Quelles sont les perspectives financières de la branche Famille ?

La branche Famille de la sécurité sociale est fragilisée par un déficit proche de 3 milliards d’euros par an depuis 2010 (2,7 Mds€ en 2014, soit une diminution du déficit de 16% en un an). Environ 8% de ses dépenses ne sont pas couvertes par des recettes.

Un déséquilibre structurel

Même si cette situation est aggravée par une conjoncture économique dégradée, les déficits de la branche relèvent d’un déséquilibre structurel. Cette situation est problématique dans la mesure où la branche Famille a longtemps été considérée comme devant revenir à l’équilibre. En effet, le montant des prestations qu’elle distribue ainsi que les plafonds de ressources pour le calcul de certains droits sont indexés sur l’inflation, alors que ses produits (cotisations, contribution sociale généralisée – CSG – notamment) évoluent à un rythme proche de la masse salariale. La masse salariale progressant plus rapidement que l’inflation, cela profite tendanciellement à la branche qui, de fait, doit être excédentaire.

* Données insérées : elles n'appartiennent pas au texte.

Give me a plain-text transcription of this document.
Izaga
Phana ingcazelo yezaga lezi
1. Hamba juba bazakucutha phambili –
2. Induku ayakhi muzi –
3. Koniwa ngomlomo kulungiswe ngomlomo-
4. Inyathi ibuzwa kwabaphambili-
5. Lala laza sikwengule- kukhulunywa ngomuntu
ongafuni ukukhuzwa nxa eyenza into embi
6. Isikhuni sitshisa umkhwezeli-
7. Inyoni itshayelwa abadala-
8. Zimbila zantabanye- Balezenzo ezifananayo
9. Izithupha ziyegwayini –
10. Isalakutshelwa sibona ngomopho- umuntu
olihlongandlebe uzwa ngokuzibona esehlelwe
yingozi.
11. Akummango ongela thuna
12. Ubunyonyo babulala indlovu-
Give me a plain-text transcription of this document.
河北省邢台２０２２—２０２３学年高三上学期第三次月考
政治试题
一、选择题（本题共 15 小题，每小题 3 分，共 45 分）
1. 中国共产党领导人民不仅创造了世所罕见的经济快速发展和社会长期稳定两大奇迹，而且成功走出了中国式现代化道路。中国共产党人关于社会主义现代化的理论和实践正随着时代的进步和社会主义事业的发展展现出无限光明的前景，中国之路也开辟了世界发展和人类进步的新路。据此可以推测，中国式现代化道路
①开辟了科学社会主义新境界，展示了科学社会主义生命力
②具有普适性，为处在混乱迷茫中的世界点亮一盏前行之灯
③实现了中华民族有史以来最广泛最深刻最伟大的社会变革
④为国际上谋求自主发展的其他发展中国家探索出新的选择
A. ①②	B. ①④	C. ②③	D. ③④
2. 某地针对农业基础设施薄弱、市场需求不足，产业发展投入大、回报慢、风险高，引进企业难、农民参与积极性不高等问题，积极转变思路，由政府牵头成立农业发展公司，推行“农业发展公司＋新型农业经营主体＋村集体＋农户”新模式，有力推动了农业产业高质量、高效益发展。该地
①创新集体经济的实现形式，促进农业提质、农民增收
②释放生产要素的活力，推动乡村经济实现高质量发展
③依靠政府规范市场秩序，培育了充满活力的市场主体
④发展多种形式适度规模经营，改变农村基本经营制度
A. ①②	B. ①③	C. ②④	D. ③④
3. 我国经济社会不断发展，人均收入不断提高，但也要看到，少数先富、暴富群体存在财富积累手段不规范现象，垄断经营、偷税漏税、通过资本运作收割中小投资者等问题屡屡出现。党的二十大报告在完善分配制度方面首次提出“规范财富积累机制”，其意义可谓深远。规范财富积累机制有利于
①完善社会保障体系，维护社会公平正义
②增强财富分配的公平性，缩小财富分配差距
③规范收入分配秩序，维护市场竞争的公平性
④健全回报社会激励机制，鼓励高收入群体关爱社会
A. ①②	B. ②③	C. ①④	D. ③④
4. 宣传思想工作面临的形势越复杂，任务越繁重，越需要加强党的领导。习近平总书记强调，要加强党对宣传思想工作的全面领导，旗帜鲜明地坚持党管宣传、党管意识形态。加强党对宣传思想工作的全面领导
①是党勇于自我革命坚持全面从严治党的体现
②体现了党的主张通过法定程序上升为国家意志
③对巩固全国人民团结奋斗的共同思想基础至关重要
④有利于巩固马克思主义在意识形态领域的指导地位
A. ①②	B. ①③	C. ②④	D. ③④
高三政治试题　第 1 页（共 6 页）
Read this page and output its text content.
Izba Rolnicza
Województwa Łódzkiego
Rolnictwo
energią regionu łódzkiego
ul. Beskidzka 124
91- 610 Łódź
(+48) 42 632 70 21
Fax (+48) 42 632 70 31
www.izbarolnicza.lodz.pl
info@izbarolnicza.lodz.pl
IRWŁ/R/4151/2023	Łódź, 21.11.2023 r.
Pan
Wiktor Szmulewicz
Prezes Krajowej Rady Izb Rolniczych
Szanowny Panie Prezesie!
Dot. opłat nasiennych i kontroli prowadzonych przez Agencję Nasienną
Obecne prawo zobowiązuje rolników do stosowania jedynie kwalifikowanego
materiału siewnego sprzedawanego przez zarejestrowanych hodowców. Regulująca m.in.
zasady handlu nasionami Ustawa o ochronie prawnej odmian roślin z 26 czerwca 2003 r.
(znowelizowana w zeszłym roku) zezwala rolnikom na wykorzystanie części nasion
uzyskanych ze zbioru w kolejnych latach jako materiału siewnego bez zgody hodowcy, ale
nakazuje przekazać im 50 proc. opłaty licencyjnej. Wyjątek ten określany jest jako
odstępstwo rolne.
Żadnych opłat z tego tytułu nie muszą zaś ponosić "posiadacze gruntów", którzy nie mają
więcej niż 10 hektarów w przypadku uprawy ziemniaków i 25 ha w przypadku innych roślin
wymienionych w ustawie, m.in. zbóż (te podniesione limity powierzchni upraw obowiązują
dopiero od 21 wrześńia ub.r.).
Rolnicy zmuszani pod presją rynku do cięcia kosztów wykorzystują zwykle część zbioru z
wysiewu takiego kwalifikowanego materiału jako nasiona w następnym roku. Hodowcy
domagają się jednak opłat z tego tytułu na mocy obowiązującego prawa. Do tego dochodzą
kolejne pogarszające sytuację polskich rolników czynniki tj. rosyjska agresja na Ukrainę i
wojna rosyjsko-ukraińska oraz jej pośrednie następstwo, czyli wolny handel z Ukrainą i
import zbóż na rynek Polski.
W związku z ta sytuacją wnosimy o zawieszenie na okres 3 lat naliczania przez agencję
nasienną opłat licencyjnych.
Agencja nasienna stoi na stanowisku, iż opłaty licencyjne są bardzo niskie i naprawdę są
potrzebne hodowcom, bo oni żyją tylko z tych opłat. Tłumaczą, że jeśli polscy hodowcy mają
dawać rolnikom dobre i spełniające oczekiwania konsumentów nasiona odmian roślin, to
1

Cependant, la branche Famille connaît aujourd'hui une situation caractérisée par :

  • une croissance rapide de ses charges dont la progression est supérieure à l’inflation. C’est particulièrement le cas des allocations pour la garde des jeunes enfants (Paje), les prestations extralégales (action sociale de la branche Famille, principalement en faveur des établissements d’accueil périscolaire et des jeunes enfants) et les transferts entre organismes de Sécurité sociale (assurance vieillesse des parents aux foyers, majorations des pensions pour enfants, congés de paternité) ;
  • une faible croissance des produits liée aux effets de la crise économique et son impact sur la progression de la masse salariale ;
  • une perte des ressources liées à la diminution des taux de CSG affectés à la branche et un apport de taxes au rendement faible ou incertain à moyen terme ;
  • une interrogation sur la pérennité de son mode de financement actuel, à la suite de l’annonce d’une suppression des cotisations patronales comme source de financement de la branche sans compensation aujourd'hui établie (Pacte de responsabilité annoncé le 14 janvier 2014 par le président de la République).

Quelles pistes de redressement ?

Plusieurs pistes sont possibles.

Une recherche d’économies

Celles-ci peuvent être obtenues par :

  • une modulation des prestations versées. C’est la voie actuellement suivie. Depuis juillet 2015 les allocations familiales sont calculées en fonction des revenus. Si elles demeurent universelles dans la mesure où toute famille peut en bénéficier à partir du deuxième enfant, leur montant est modulé ;
  • la poursuite de la lutte contre la fraude, estimée en 2014 à 995 millions d’euros, soit environ 1,5 % du montant des prestations versées par la branche ;
  • une plus grande maîtrise des prestations délivrées pour éviter les erreurs de versement, qui équivalent, selon la Cour des comptes, à 1,4 milliard d’euros par an.

Des réflexions sur la structure de financement de la branche

Dans la perspective de l’arrêt du financement par des cotisations patronales, il peut être envisagé :

  • d’élargir les prélèvements au sein de l’entreprise à d’autres éléments de sa valeur ajoutée ;
  • de trouver des assiettes très différentes, qui peuvent reposer : sur les revenus des ménages (élargissement de l’assiette de la CSG par exemple) ; sur la consommation (TVA, taxes sur des éléments de consommation spécifiques) ; sur des taxes touchant de nouveaux secteurs ou ayant pour but d’inciter à de nouveaux comportements (taxes environnementales par exemple).

Une autre option consisterait en un financement direct de la branche par l’État à partir des ressources qui concourent à son budget.